21 October 2015, by Maud Perdriel-Vaissiere, Asset Recovery Advisor, UNCAC Coalition.
The last Conference of States Parties to the UN Convention against Corruption (UNCAC) in Panama adopted a resolution on asset recovery (Resolution 5/3). It included concrete measures aimed to enhance the implementation of Chapter V and ultimately to make further progress on asset recovery.
Two years have passed since then and so one may well ask whether there has actually been any progress: What volume of assets has been recovered? How much has been returned to victim countries? How has it been used? Has it benefited the victim populations?
The answers to these questions are difficult to find, as most States Parties do not collect or publish data relating to asset recovery, and many have yet to recognise the importance of the principles of transparency and accountability with regards to the use of returned assets.
Lack of information also prevents the effective implementation of the UNCAC Article 53 on measures for direct recovery of property. In fact, the right to bring civil claims with a view to recovering assets (as provided by this article) is of no use if countries are not aware of the existence of legal proceedings and settlements abroad and, as a consequence, are not in a position to claim ownership of property or compensation. What’s more, it appears that in a blatant violation of UNCAC provisions, some jurisdictions do not even recognise a foreign state’s right to sue.
Given all this, how are countries supposed to make use of the asset recovery remedies provided for under Article 53?
The low level of recoveries under Article 53 is further explained by governance failures. While Article 53 lays out a comprehensive legal framework to support countries in their asset recovery efforts, these provisions become almost toothless whenever they are run (or otherwise controlled) by those engaged in large-scale corruption. Indeed, under this scenario government claims as envisioned by Article 53 are either rendered unlikely or unlikely to succeed. In particular, given that under Article 53 once ownership or damage is established no further step is required to repatriate the ill-gotten gains to the defrauded state, many jurisdictions prefer not to comply with this provision rather than return assets to corrupt regimes. These are legitimate concerns, but lead to the unfortunate situation where the citizens of these countries – the true victims – are doubly penalised for the corrupt behaviour of their public officials.
UNCAC Article 53.b poses additional challenges. This article – which provides for the direct recovery of property through compensation claims – was established as a concrete remedy to states harmed by corruption in situations, such as bribery or trading in influence, where the proceeds of corruption involve funds of private origin, over which states cannot establish prior ownership. However, many States Parties have yet to acknowledge that the award of damages constitutes a way of recovering the proceeds of corruption under the UNCAC. According to a recent report produced by StAR, in the majority of foreign bribery cases settled abroad, victim countries are left out of the bargain. This is all the more unfortunate given the heavy and increasing reliance on negotiated settlements in both common law and civil law jurisdictions. Regrettably, those findings are believed to be equally true when it comes to ordinary court proceedings.

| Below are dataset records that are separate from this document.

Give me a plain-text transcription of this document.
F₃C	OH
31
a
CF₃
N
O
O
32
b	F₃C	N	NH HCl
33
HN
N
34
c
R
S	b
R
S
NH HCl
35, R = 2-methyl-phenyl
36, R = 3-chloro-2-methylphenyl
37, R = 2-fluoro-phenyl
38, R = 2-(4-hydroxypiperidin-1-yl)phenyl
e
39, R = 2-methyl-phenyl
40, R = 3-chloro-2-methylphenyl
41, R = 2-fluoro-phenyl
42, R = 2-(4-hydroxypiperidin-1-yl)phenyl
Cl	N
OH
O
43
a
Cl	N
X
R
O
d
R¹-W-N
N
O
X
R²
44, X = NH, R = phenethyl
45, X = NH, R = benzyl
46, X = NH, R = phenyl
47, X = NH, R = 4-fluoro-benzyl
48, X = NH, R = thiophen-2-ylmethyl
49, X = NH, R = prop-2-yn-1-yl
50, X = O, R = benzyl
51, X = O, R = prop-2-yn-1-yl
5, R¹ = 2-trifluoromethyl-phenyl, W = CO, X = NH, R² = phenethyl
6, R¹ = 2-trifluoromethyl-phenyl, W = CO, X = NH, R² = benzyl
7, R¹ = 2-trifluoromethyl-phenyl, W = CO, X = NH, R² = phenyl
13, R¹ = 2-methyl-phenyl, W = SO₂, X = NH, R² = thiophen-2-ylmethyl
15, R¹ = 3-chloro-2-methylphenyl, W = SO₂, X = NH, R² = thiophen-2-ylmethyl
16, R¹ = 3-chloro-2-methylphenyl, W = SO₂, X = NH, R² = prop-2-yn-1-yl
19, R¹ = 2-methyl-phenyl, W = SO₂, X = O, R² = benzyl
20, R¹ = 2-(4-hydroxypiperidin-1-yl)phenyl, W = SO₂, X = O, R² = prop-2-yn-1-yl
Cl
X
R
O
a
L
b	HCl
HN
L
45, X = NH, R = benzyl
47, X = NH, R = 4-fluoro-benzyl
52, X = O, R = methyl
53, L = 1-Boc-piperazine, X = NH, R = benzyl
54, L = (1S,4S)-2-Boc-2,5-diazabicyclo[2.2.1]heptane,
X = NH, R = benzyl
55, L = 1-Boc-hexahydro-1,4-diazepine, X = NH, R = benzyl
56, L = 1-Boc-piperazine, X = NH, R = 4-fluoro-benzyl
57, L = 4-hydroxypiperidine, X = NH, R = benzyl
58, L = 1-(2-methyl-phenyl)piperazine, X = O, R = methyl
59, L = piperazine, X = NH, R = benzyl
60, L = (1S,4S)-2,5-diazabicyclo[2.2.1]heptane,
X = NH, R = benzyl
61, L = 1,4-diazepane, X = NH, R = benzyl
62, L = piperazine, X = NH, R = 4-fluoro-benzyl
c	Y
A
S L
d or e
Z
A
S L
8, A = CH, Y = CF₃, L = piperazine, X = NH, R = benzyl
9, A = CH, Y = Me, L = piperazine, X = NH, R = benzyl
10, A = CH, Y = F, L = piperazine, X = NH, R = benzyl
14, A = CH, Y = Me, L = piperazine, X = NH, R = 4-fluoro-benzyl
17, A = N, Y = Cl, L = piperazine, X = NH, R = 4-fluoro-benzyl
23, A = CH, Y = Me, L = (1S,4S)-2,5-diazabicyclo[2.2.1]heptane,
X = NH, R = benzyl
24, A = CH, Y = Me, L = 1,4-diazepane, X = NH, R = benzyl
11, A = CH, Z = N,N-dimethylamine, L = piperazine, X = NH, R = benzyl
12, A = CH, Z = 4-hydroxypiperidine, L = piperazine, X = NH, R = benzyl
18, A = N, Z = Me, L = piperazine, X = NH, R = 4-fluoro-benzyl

More generally, for far too long there has been a global misreading of what precisely asset recovery entails under the UNCAC. It is not only about recovering stolen or embezzled public funds stashed away by corrupt agents, or confiscating the lavish properties they have illicitly acquired abroad. Instead, the process involves any proceeds of corruption transferred abroad, including those of private origin such as the illicit profits, benefits or advantages of monetary value gained by companies as a result of paying a bribe to a foreign official. In that regard, much also remains to be done to confiscate the proceeds of active bribery – the benefits derived by the payer of the bribe. While some countries still lack the legislation required to address the confiscation of the proceeds of active bribery, considering such calculations too complicated, others may have legislation in place that has never been implemented in practice.
That being said, a lot still needs to be done to recover the assets stolen or embezzled by corrupt officials. The Resolution that was adopted in Panama stressed “the need to hold corrupt officials accountable by depriving them of their stolen assets” (preamble; Resolution 5/3), and in various parts of the Resolution urged States Parties to actively and robustly pursue domestic investigations and prosecutions of those engaged in acts of corruption (preamble, op. clauses n° 2 & 28; Resolution 5/3). All these language items are welcome, but the Resolution has failed to address key issues, such as political interference in the criminal justice system or immunity, which prevent proactive enforcement action from taking place.
Since the 2013 Resolution on asset recovery, many more millions of dollars in much needed state funds – including money destined for health, education and poverty alleviation – have been stolen and deposited abroad by corrupt individuals. The few have enriched themselves at the expense of the many for too long and it is essential that States Parties address these failures to adequately prosecute and punish the corrupt and recover the proceeds of their crime.
The UNCAC Coalition has developed concrete proposals to ensure that a 2015 resolution is both strong and comprehensive, and will actively promote them at the 6th Conference of States Parties in St Petersburg this November.